New AI allows legged-robots to rapidly adapt to real world environments

Researchers from Carnegie Mellon University, the University of California, Berkeley, and Facebook AI have taught a four-legged robot to adapt to different conditions while walking – in real-time. The robot was able to walk over rocks, mud, sand, stairs, slippery surface, through a construction site, and around outdoor terrain.

A major obstacle to deploying legged robots – whether with two, four, or even more legs – is figuring out how the robot will respond to changing conditions. Humans can adapt to different conditions and adjust to carrying a heavy backpack or limp along with an injured ankle. But, legged robots cannot adjust so quickly.

Seeking to change that, the research team has developed a Rapid Motor Adaptation (RMA) algorithm that helps four-legged robots adjust in real-time to unseen scenarios such as changing terrains, changing payloads, wear and tear.

RMA consists of two components: a base policy and an adaptation module. The combination of these components enables the robot to adapt to novel situations in fractions of a second.

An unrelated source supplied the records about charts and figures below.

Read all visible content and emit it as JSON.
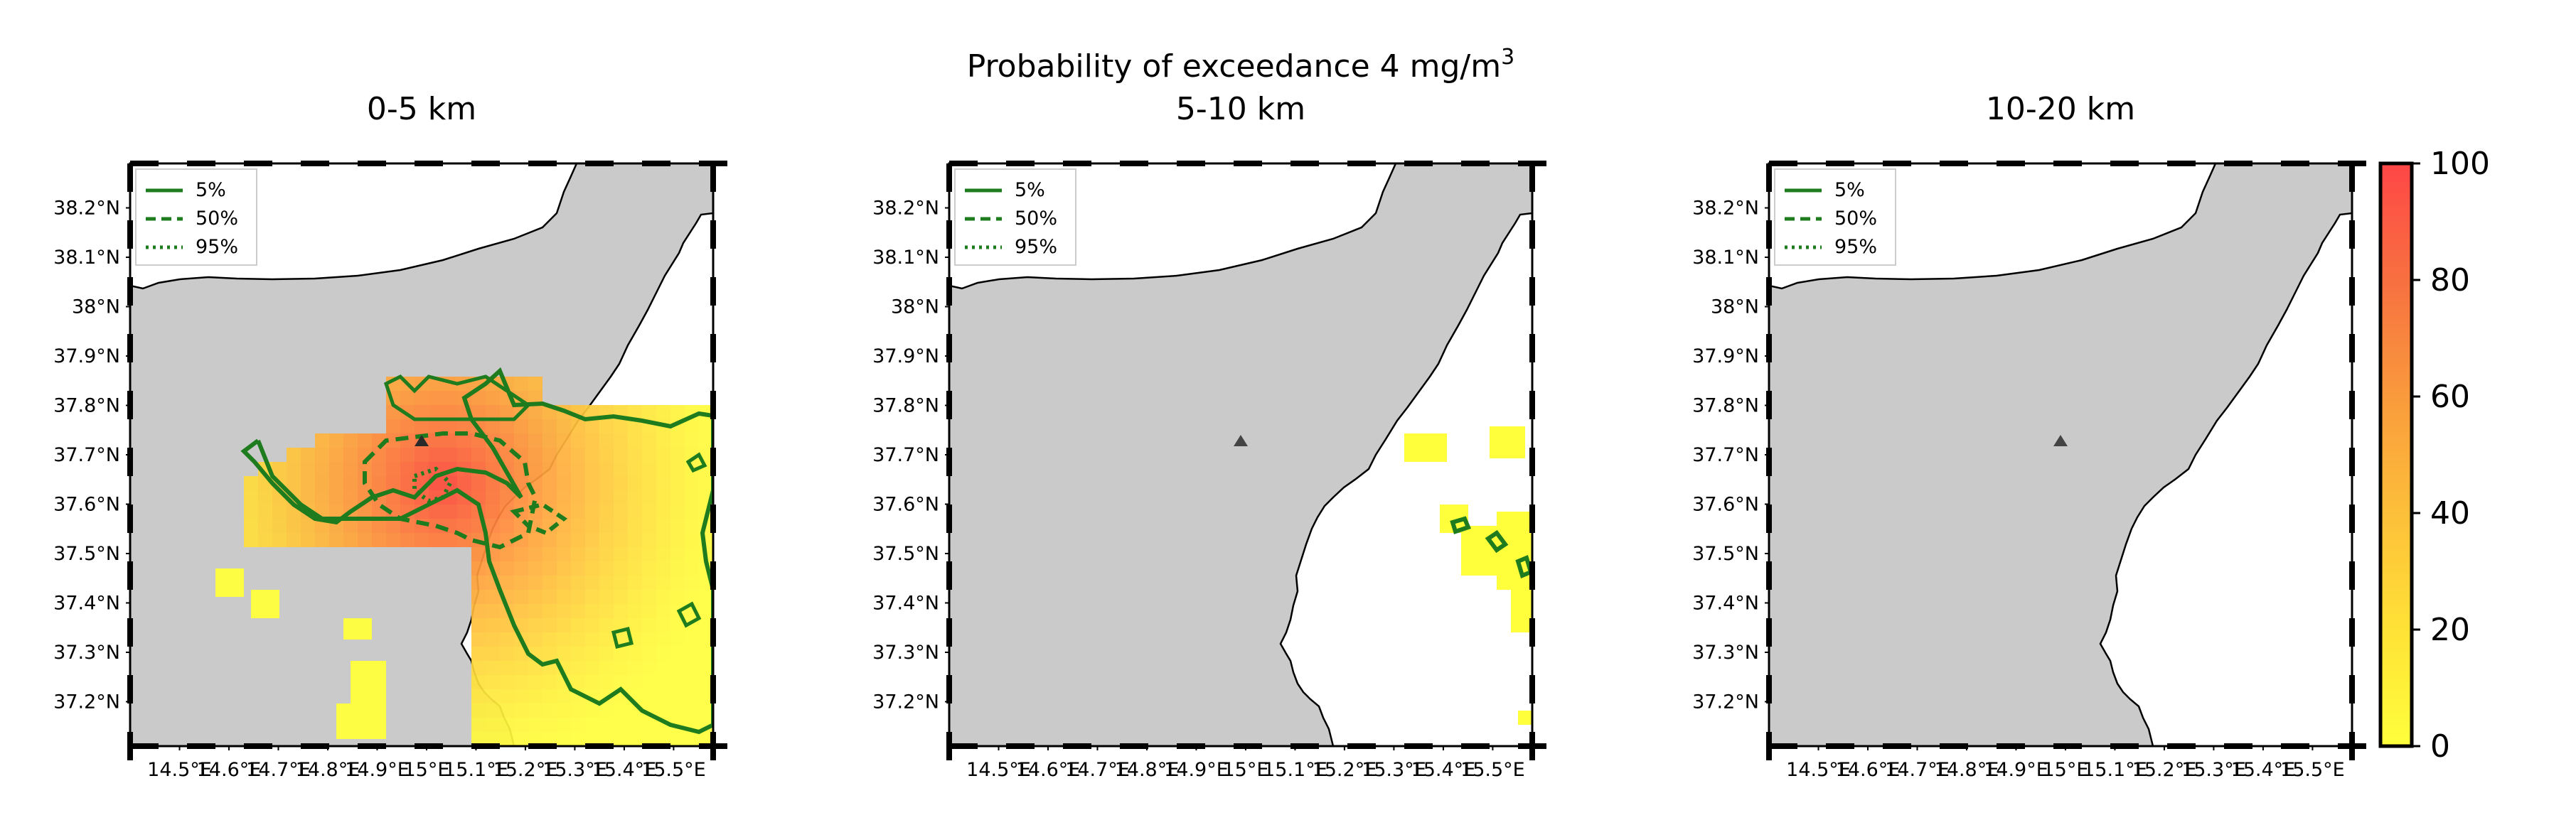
{
  "figure": {
    "suptitle": "Probability of exceedance 4 mg/m",
    "suptitle_sup": "3"
  },
  "panels": [
    {
      "title": "0-5 km",
      "has_contours": true
    },
    {
      "title": "5-10 km",
      "has_contours": true
    },
    {
      "title": "10-20 km",
      "has_contours": false
    }
  ],
  "axes": {
    "lat_labels": [
      "38.2°N",
      "38.1°N",
      "38°N",
      "37.9°N",
      "37.8°N",
      "37.7°N",
      "37.6°N",
      "37.5°N",
      "37.4°N",
      "37.3°N",
      "37.2°N"
    ],
    "lat_values": [
      38.2,
      38.1,
      38.0,
      37.9,
      37.8,
      37.7,
      37.6,
      37.5,
      37.4,
      37.3,
      37.2
    ],
    "lon_labels": [
      "14.5°E",
      "14.6°E",
      "14.7°E",
      "14.8°E",
      "14.9°E",
      "15°E",
      "15.1°E",
      "15.2°E",
      "15.3°E",
      "15.4°E",
      "15.5°E"
    ],
    "lon_values": [
      14.5,
      14.6,
      14.7,
      14.8,
      14.9,
      15.0,
      15.1,
      15.2,
      15.3,
      15.4,
      15.5
    ],
    "lon_range": [
      14.4,
      15.58
    ],
    "lat_range": [
      37.11,
      38.29
    ]
  },
  "legend": [
    {
      "label": "5%",
      "style": "solid"
    },
    {
      "label": "50%",
      "style": "dashed"
    },
    {
      "label": "95%",
      "style": "dotted"
    }
  ],
  "colorbar": {
    "ticks": [
      "0",
      "20",
      "40",
      "60",
      "80",
      "100"
    ],
    "tick_values": [
      0,
      20,
      40,
      60,
      80,
      100
    ],
    "min": 0,
    "max": 100,
    "color_low": "#ffff3c",
    "color_high": "#ff4646"
  },
  "colors": {
    "land": "#cacaca",
    "sea": "#ffffff",
    "contour": "#1e7b1e",
    "volcano_marker": "#444444"
  },
  "map_features": {
    "volcano_marker_lonlat": [
      15.0,
      37.73
    ]
  }
}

The team tested RMA by deploying it on the Unitree A1 robot without any fine-tuning. The algorithm does not rely on any hand-coded motions and allows the robot to learn how to adapt quickly through trial and error and interact with the surroundings. The robot learns from how its body reacts on different surfaces, just the way humans do.

The focus is not walking. It is learning,” said Pathak, an assistant professor in the Robotics Institute at CMU. “By falling thousands of times or millions of times in simulation, it learns to walk from scratch and adapts to the ever-changing real world. Since the algorithm’s focus is learning, it is applicable to any kind of robot, not just this one.

Testing showed that the RMA-enabled robot outperformed competing systems when walking over varied surfaces, slopes, and obstacles and when carrying different payloads.

If you pick up a backpack, you adjust your motion without knowing the exact weight. If the terrain beneath your feet changes, you adjust your balance to compensate. RMA does this by adapting the robot joints in real-time,” said Ashish Kumar, a Ph.D. student at Berkeley.